Gender Equality Monitor (GEM)

Date: 01/2020 - 06/2024
Funding: ANR
Call: AAPG2019
Partners: INA, LIMSI, Carism, Deezer, LERASS, ENS Lyon
URL: https://lium.univ-lemans.fr/en/gem/


Media and society have an intricate relationship. Descriptive, the media are also prescriptive and shape our perception of the world. The GEM project aims to describe the differences in representation and treatment between women and men in the media, based on the automatic analysis of large volumes of data in French contained in the INA and Deezer collections: TV, radio, print media and music collections.

The ambition of this project is to conduct the largest study ever carried out on the place of men and women in the media, based on the analysis of several million documents sampled over a period of more than 80 years. This study is made possible by the extensive collections of audiovisual documents held by INA and Deezer, as well as by recent advances in ICST: speech processing, artificial vision, automatic language processing. The completion of this study requires the definition of a set of indicators representing differences in treatment and representation, the implementation of a technological basis for automatically estimating these indicators and, finally, the questioning of the reception and contextualization of the analyses carried out using qualitative approaches.
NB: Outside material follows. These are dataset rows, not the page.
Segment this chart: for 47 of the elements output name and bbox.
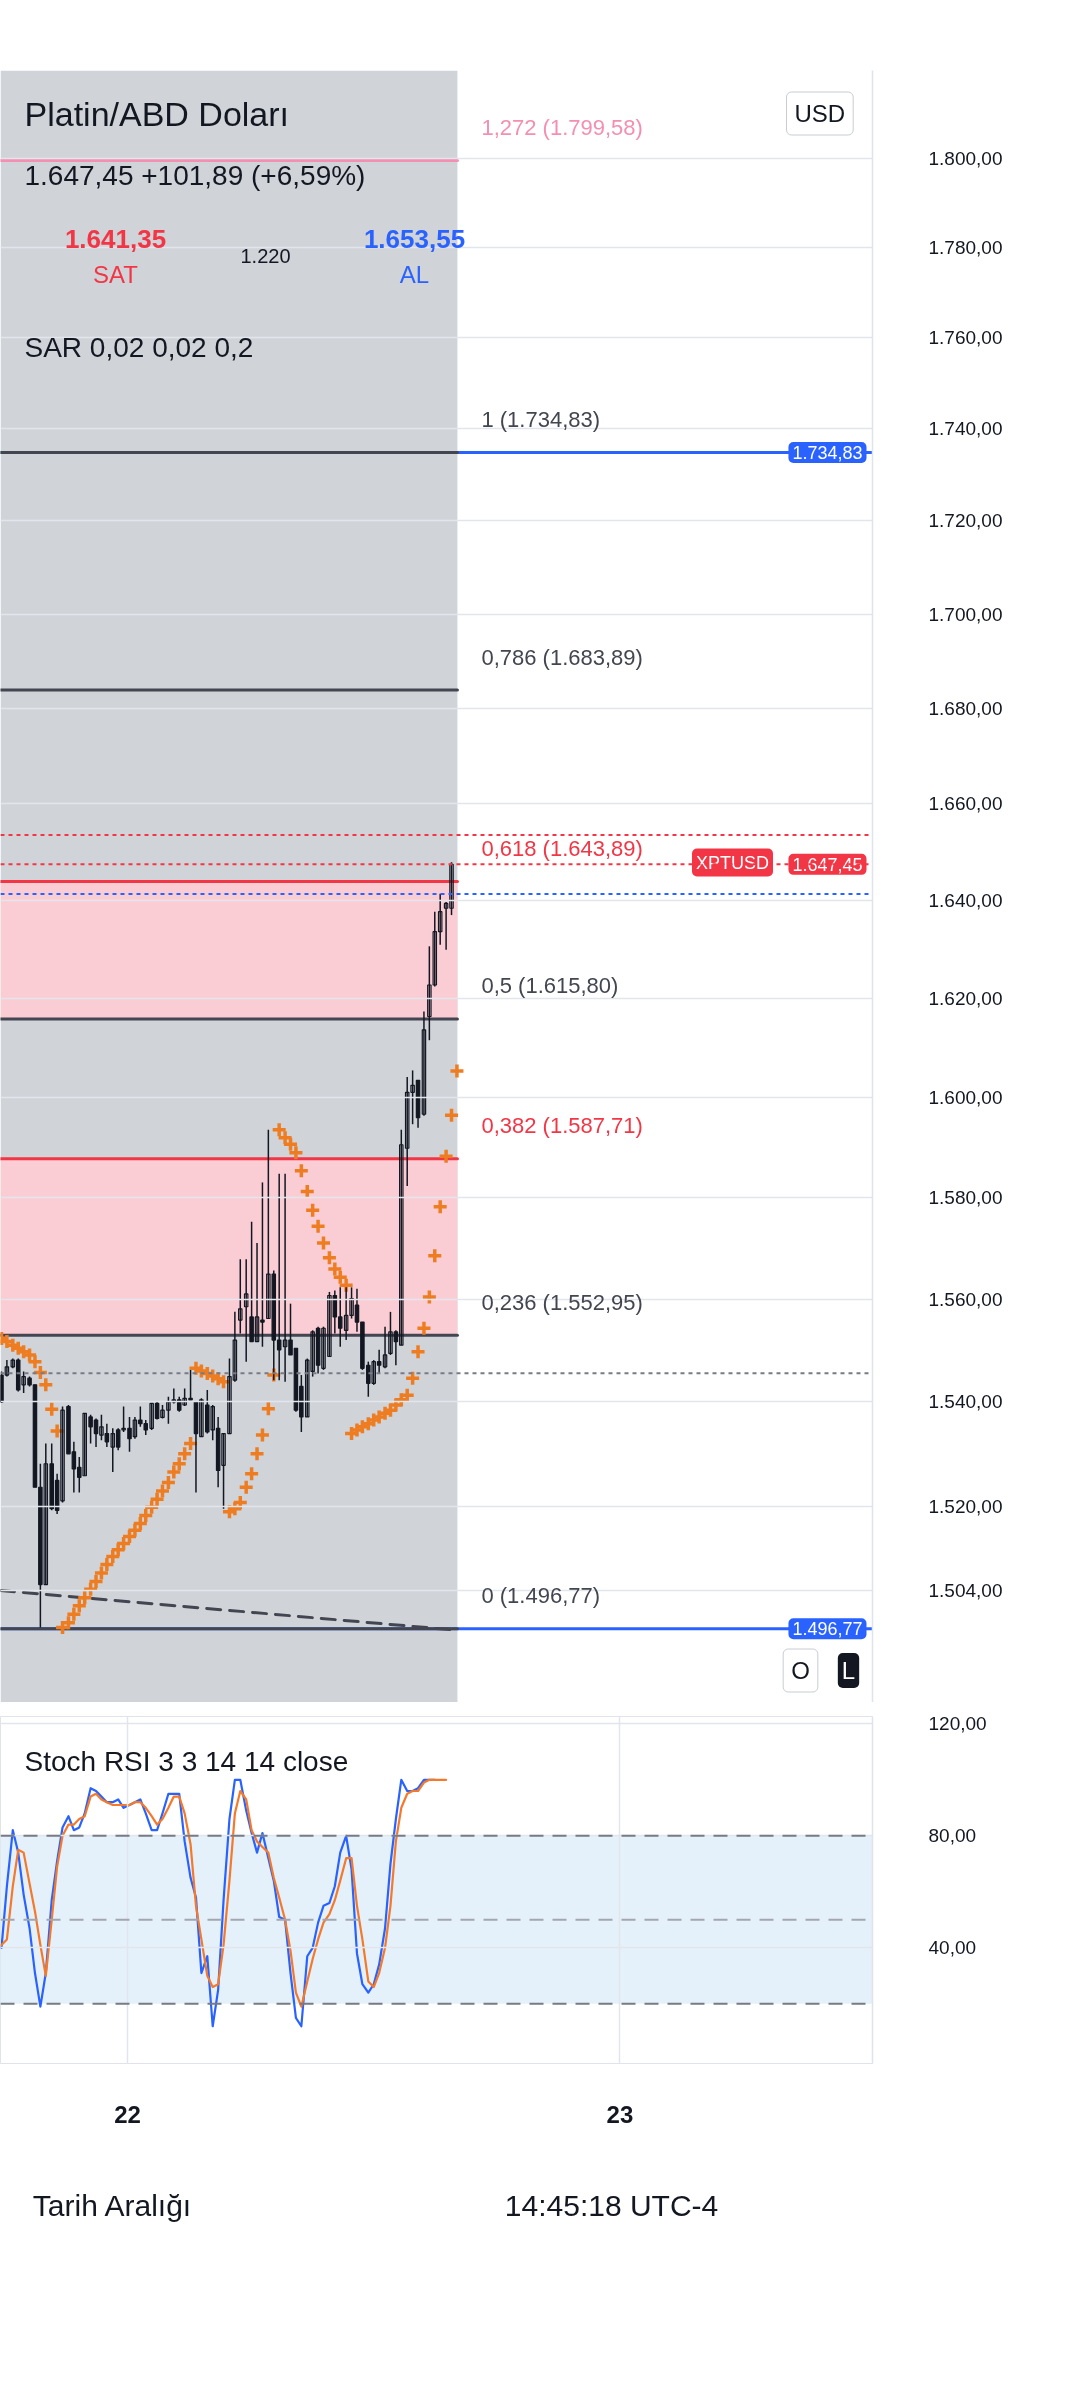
text: Stoch RSI 3 3 14 14 close — [24, 1746, 349, 1777]
text: 14:45:18 UTC-4 — [504, 2189, 719, 2222]
y-tick-label: 1.520,00 — [928, 1495, 1003, 1517]
y-tick-label: 1.660,00 — [928, 793, 1003, 815]
series-label: 0,236 (1.552,95) — [481, 1289, 643, 1315]
y-tick-label: 1.760,00 — [928, 327, 1003, 349]
ref-line-label: 1.496,77 — [792, 1619, 863, 1640]
annotation: XPTUSD — [695, 852, 770, 873]
y-tick-label: 40,00 — [928, 1937, 977, 1959]
series-label: 0,618 (1.643,89) — [481, 836, 643, 862]
y-tick-label: 1.580,00 — [928, 1187, 1003, 1209]
annotation: 1.220 — [240, 244, 291, 267]
annotation: O — [791, 1657, 810, 1684]
annotation: SAT — [93, 261, 139, 288]
y-tick-label: 1.600,00 — [928, 1086, 1003, 1108]
y-tick-label: 1.620,00 — [928, 987, 1003, 1009]
y-tick-label: 1.740,00 — [928, 418, 1003, 440]
annotation: USD — [794, 100, 846, 127]
x-tick-label: 23 — [606, 2100, 634, 2128]
text: 1.647,45 +101,89 (+6,59%) — [24, 160, 366, 191]
annotation: 1.641,35 — [64, 223, 167, 254]
y-tick-label: 1.720,00 — [928, 510, 1003, 532]
y-tick-label: 120,00 — [928, 1713, 987, 1735]
series-label: 0,786 (1.683,89) — [481, 644, 643, 670]
y-tick-label: 1.640,00 — [928, 889, 1003, 911]
y-tick-label: 1.540,00 — [928, 1391, 1003, 1413]
annotation: 1.653,55 — [363, 223, 466, 254]
annotation: L — [841, 1657, 856, 1684]
series-label: 0,382 (1.587,71) — [481, 1113, 643, 1139]
annotation: SAR 0,02 0,02 0,2 — [24, 332, 254, 363]
y-tick-label: 1.700,00 — [928, 603, 1003, 625]
series-label: 1 (1.734,83) — [481, 406, 601, 432]
ref-line-label: 1.647,45 — [792, 854, 863, 875]
series-label: 1,272 (1.799,58) — [481, 114, 643, 140]
series-label: 0,5 (1.615,80) — [481, 973, 619, 999]
y-tick-label: 80,00 — [928, 1825, 977, 1847]
text: Platin/ABD Doları — [24, 94, 290, 133]
y-tick-label: 1.504,00 — [928, 1579, 1003, 1601]
y-tick-label: 1.800,00 — [928, 148, 1003, 170]
annotation: AL — [399, 261, 430, 288]
y-tick-label: 1.560,00 — [928, 1288, 1003, 1310]
x-tick-label: 22 — [114, 2100, 141, 2128]
text: Tarih Aralığı — [32, 2189, 192, 2222]
series-label: 0 (1.496,77) — [481, 1583, 601, 1609]
y-tick-label: 1.680,00 — [928, 697, 1003, 719]
y-tick-label: 1.780,00 — [928, 237, 1003, 259]
ref-line-label: 1.734,83 — [792, 442, 863, 463]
This large-scale quantitative approach aims to create new knowledge in the human sciences, to assess the evolution of differences in the representation of women and men over time and between different types of materials, in order to objectify some of the citizen debates on gender equality in the media. This automatic description of men and women representation responds to societal as well as industrial challenges: estimating the impact of actions aimed at a more equitable representation of the sexes in the programmes broadcast, exploring and enhancing large digital collections, improving the performance of automatic systems and studying borderline cases. The extraction of indicators of gender difference in treatment requires the removal of technological and methodological obstacles, contributing to advances in the state of the art in ICST and SHS.